图 1 光学锁相环与电学锁相环结构对比。(a) 电学锁相环结构示意图;(b) 光学锁相环结构示意图
Figure 1. Structural comparison of OPLL and PLL. (a) Diagram of PLL structure; (b) Diagram of OPLL structure
光学锁相环的基本工作原理为:待锁定激光器的激光频率与参考激光器的激光频率之间存在一定的频差时,两束激光相干混合后可由光电探测器探测到其拍频信号,然后由鉴相器对该拍频信号与已设定为预期偏频频率值的参考频率信号进行鉴频鉴相处理,得到与相位差成比例的鉴相误差电压信号,经环路滤波器处理后反馈至待锁定激光器进行调谐,从而使待锁定激光器的频率始终跟随参考激光器频率变化,实现两激光器之间的偏频锁定。
假设参考激光和待锁定激光是两个沿
$ {\textit{z}} $ 轴传播的的单色波,频率分别为$ {\omega }_{1} $ 和$ {\omega }_{2} $ ,则它们的波函数可写为:$$ {E_1} = a\;{\rm{cos}}\left( {{k_1}{\textit{z}} - {\omega _1}t} \right)$$ (1) $$ {E_2} = a\;{\rm{cos}}\left( {{k_2}{\textit{z}} - {\omega _2}t} \right) $$ (2) 两激光束合成后的光波强度为:
$$ \begin{split} I = {A^2} =& 4{a^2}{\rm{co}}{{\rm{s}}^2}\left( {{k_m}{\textit{z}} - {\omega _m}t} \right)=\\ & 2{a^2}\left[ {1 + {\rm{cos}}\;2\left( {{k_m}{\textit{z}} - {\omega _m}t} \right)} \right] \end{split} $$ (3) 式中:
${\omega _m} = \dfrac{1}{2}\left( {{\omega _1} - {\omega _2}} \right)$ ;${k_m} = \dfrac{1}{2}\left( {{k_1} - {k_2}} \right)$ 。
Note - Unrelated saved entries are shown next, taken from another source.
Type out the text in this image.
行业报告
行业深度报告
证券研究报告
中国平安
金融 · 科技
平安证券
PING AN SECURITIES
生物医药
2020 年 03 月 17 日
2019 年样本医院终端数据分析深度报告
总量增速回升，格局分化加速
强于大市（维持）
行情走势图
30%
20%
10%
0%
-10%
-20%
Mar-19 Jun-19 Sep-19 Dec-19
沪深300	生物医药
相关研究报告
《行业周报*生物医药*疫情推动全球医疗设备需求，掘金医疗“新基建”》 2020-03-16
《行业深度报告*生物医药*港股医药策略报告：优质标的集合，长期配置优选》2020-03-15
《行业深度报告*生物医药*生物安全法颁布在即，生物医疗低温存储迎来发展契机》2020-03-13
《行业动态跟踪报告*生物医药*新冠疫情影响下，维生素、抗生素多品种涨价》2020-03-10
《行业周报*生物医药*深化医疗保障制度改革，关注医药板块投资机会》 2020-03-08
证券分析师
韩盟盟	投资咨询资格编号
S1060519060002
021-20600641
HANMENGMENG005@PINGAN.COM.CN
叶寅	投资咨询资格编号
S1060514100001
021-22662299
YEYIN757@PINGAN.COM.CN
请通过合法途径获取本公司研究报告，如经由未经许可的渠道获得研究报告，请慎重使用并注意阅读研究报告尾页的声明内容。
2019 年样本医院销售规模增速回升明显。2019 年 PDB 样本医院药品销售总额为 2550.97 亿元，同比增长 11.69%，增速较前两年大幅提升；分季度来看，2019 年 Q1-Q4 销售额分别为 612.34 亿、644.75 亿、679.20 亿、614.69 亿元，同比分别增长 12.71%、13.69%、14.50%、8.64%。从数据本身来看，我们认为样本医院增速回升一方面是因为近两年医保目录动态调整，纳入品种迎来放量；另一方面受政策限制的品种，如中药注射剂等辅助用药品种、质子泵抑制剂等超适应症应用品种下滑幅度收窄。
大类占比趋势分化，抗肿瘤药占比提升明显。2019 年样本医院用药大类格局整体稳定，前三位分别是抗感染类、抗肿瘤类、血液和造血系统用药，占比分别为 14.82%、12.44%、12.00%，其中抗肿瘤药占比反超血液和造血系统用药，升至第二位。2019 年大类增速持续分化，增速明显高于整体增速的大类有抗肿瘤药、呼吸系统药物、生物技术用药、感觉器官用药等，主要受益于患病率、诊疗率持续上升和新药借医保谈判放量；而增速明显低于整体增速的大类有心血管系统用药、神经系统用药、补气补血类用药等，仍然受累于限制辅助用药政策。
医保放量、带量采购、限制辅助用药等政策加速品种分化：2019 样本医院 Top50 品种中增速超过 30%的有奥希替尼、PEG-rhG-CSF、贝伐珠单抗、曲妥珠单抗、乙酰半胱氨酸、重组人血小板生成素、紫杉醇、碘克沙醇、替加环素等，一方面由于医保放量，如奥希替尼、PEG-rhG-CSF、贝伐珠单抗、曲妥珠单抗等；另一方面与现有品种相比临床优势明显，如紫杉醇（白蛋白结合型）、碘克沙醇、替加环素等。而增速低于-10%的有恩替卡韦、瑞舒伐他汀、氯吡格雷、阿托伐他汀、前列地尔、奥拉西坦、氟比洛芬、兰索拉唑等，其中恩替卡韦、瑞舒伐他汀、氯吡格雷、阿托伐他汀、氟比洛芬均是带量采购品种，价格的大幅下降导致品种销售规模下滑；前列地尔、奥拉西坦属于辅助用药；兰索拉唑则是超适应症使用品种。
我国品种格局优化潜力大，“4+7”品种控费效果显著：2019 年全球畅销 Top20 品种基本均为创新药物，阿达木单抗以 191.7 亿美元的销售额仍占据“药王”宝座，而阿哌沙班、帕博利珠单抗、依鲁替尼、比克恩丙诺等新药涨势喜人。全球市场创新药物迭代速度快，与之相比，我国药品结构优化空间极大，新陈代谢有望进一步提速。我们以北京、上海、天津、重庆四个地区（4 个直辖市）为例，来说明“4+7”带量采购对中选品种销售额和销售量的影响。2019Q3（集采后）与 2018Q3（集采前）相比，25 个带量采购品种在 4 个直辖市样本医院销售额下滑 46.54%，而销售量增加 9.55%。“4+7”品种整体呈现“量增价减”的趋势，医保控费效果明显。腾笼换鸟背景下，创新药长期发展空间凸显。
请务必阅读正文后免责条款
由此可见,合成波的光强随时间和传播距离在0~
$ 4{a}^{2} $ 之间变化,这种光强交替变化的现象就是“拍频”。由上式可知,拍频频率为$ {2\omega }_{m} $ ,由于$ {\omega }_{m}= $ $ \dfrac{1}{2}\left({\omega }_{1}-{\omega }_{2}\right) $ ,因此拍频频率即为参考激光频率与待锁定激光频率之差。为了便于分析,我们假设参考激光的频率是不变的,且不考虑其他干扰因素,此时拍频信号的频率和相位仅受待锁定激光器频率和相位变化的影响。因此,完成拍频信号与本振频率参考信号之间频率和相位的锁定即可实现待锁定激光相对于参考激光的频率和相位锁定。光学锁相环的反馈部分则与传统电学锁相环类似,因此可以直接采用电学锁相环的理论对光学锁相环的电路部分进行分析。光学锁相环复频域的基本框图如图2所示。
在拉普拉斯变换域中,设输入到鉴相器的拍频信号为
${\theta }_{\rm beat}\left(s\right)$ ,频率参考源信号为${\theta }_{\rm ref}\left(s\right)$ ,则鉴相器输出的鉴相误差信号为:$$ {V}_{e}\left(s\right)={K}_{\rm PD}({\theta }_{\rm ref}-{\theta }_{\rm beat}) $$ (4) 鉴相误差信号经传输特性函数为
$ F\left(s\right) $ 的环路滤波电路以及环路传播延迟${\rm e}^{-s\tau }$ 后,反馈给待锁激光器,从而实现拍频信号的频率和相位锁定至频率参考源。整个系统的开环传递函数为:
$$ G\left(s\right)=\frac{{K}_{\rm PD}{K}_{\rm SL}F\left(s\right){\rm e}^{-s\tau }}{s} $$ (5) 则对应的闭环传递函数为:
$$ H\left(s\right)=\frac{G\left(s\right)}{1+G\left(s\right)}=\frac{{K}_{\rm PD}{K}_{\rm SL}F\left(s\right){\rm e}^{-s\tau }}{s+{K}_{\rm PD}{K}_{\rm SL}F\left(s\right){\rm e}^{-s\tau }} $$ (6) 以及误差传递函数为:
$$ \begin{array}{l} E\left( s \right) = \dfrac{1}{{1 + G\left( s \right)}} = 1 - H\left( s \right) \dfrac{s}{{s + {K_{\rm PD}}{K_{\rm SL}}F\left( s \right){{\rm e}^{ - s\tau }}}} \end{array} $$ (7) -
光学锁相环可以实现待锁定激光器相对于高精度频率参考源的锁定,在对激光频率稳定度要求很高的应用和研究中有重要作用。1964年,Enloe等人首次利用激光锁相环装置成功实现了两路单频He-Ne激光器的锁定[19],此后随着激光技术的发展,基于光学锁相环的激光偏频锁定方法也在不断进步。下面按照光学锁相环实现方法的不同对其采用的关键技术进行介绍。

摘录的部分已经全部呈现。